Leadership: The China Purge

Archives

:

January 19, 2024: China recently purged or removed from their positions over a dozen senior officers of the army, navy, and air force. The government conducted an inspection of the forces the purged officers commanded and found numerous deficiencies. Ships, combat vehicles, aircraft and ballistic missiles listed as available for use, were not. Maintenance was neglected to the point that systems became ineffective. For example, liquid fuel ballistic missiles had their fuel replaced with water. Missile silos were poorly constructed and unusable. Aircraft were grounded because maintenance was neglected. Warships were similarly unable to leave port because they lacked sufficient maintenance to operate at sea. Army units had similar problems with combat vehicles and artillery systems.

There were exceptions, but not enough to provide the number of operable ships, heavy weapons, and aircraft the military thought were available. Corruption in the Chinese military is an ancient tradition, going back thousands of years and based on the belief that no one would attack such a large state as China. At the same time, China rarely undertook major military campaigns because China was already huge and there were no areas worth having that needed conquering. The most common conflicts were civil wars between factions that were equally unprepared. In the 1930s Japan attacked a disorganized and divided China but were only able to capture and hold onto portions of China. At the end of World War II most of the Japanese army was still in China, kept busy occupying and policing portions of China they had taken control of. Most of these troops were captured by Russian forces at the end of the war, and most of the rest voluntarily moved to ports to be repatriated to Japan, although American troops occupied southern Korea and added those Japanese garrison troops to their relatively small number of Japanese prisoners of war.

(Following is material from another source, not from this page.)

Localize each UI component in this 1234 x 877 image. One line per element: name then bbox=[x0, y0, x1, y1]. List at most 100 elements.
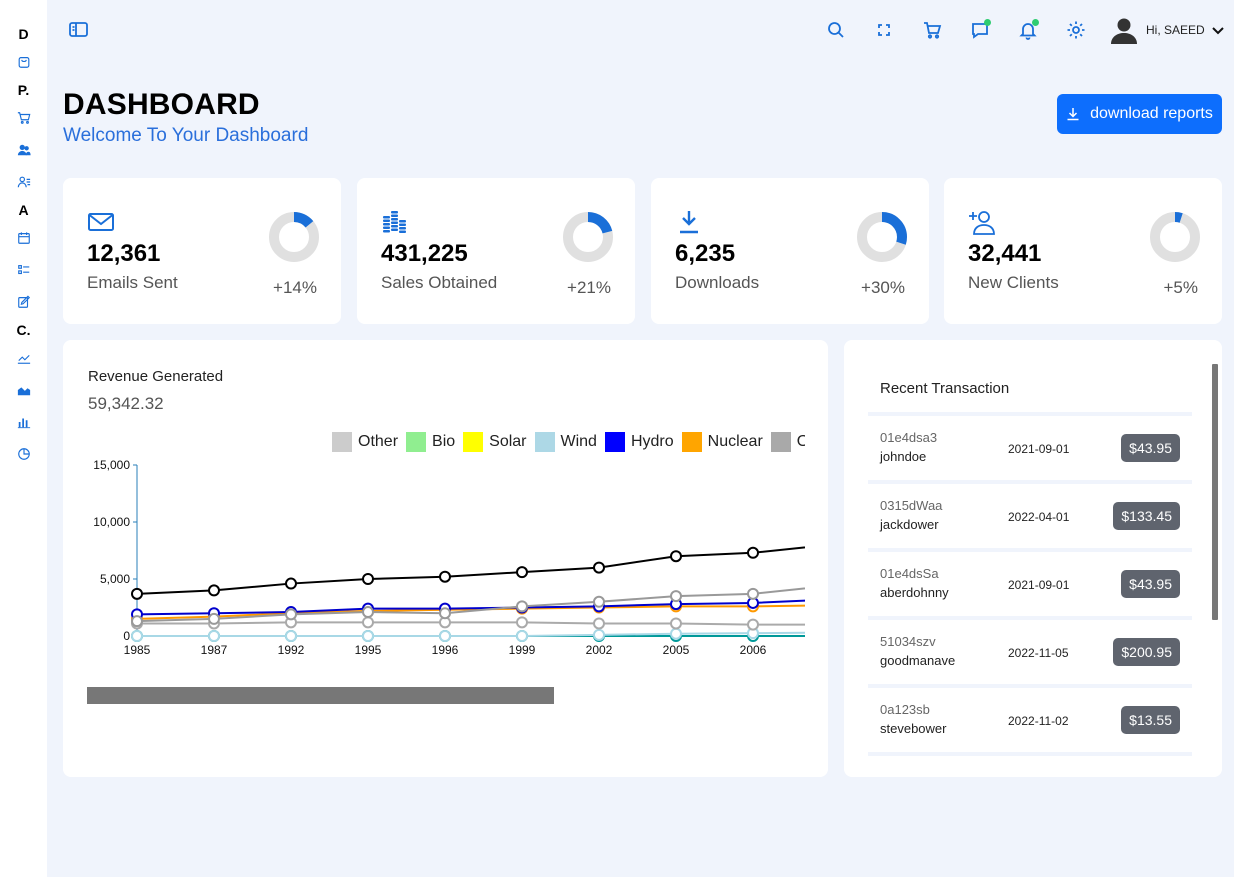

Most Japanese troops the Americans encountered in the Pacific died making suicidal attacks against the heavily armed and resolute Americans forces. Few Japanese soldiers surrendered because that was seen as disgraceful.

Both China and Japan reformed their armed forces after World War II. Japan adopted a new constitution that prohibited armed forces capable of offensive operations. China demobilized most of their huge army and sought to modernize the remaining soldiers. This modernization is still underway because of the many wrong turns the modernization effort took. Some of the problems were related to corruption, which increased as the Chinese economy finally began to rapidly grow in the 1980s and produced enough government income for more money to spend on, or steal from, the military. Every Chinese leader since has tried somewhat to a fair amount to deal with than, and current leader Xi Jinping is trying more than most. So far he has encountered more problems than he can deal with effectively. Xi is not giving up and moving forward to do what has rarely been done in peacetime China.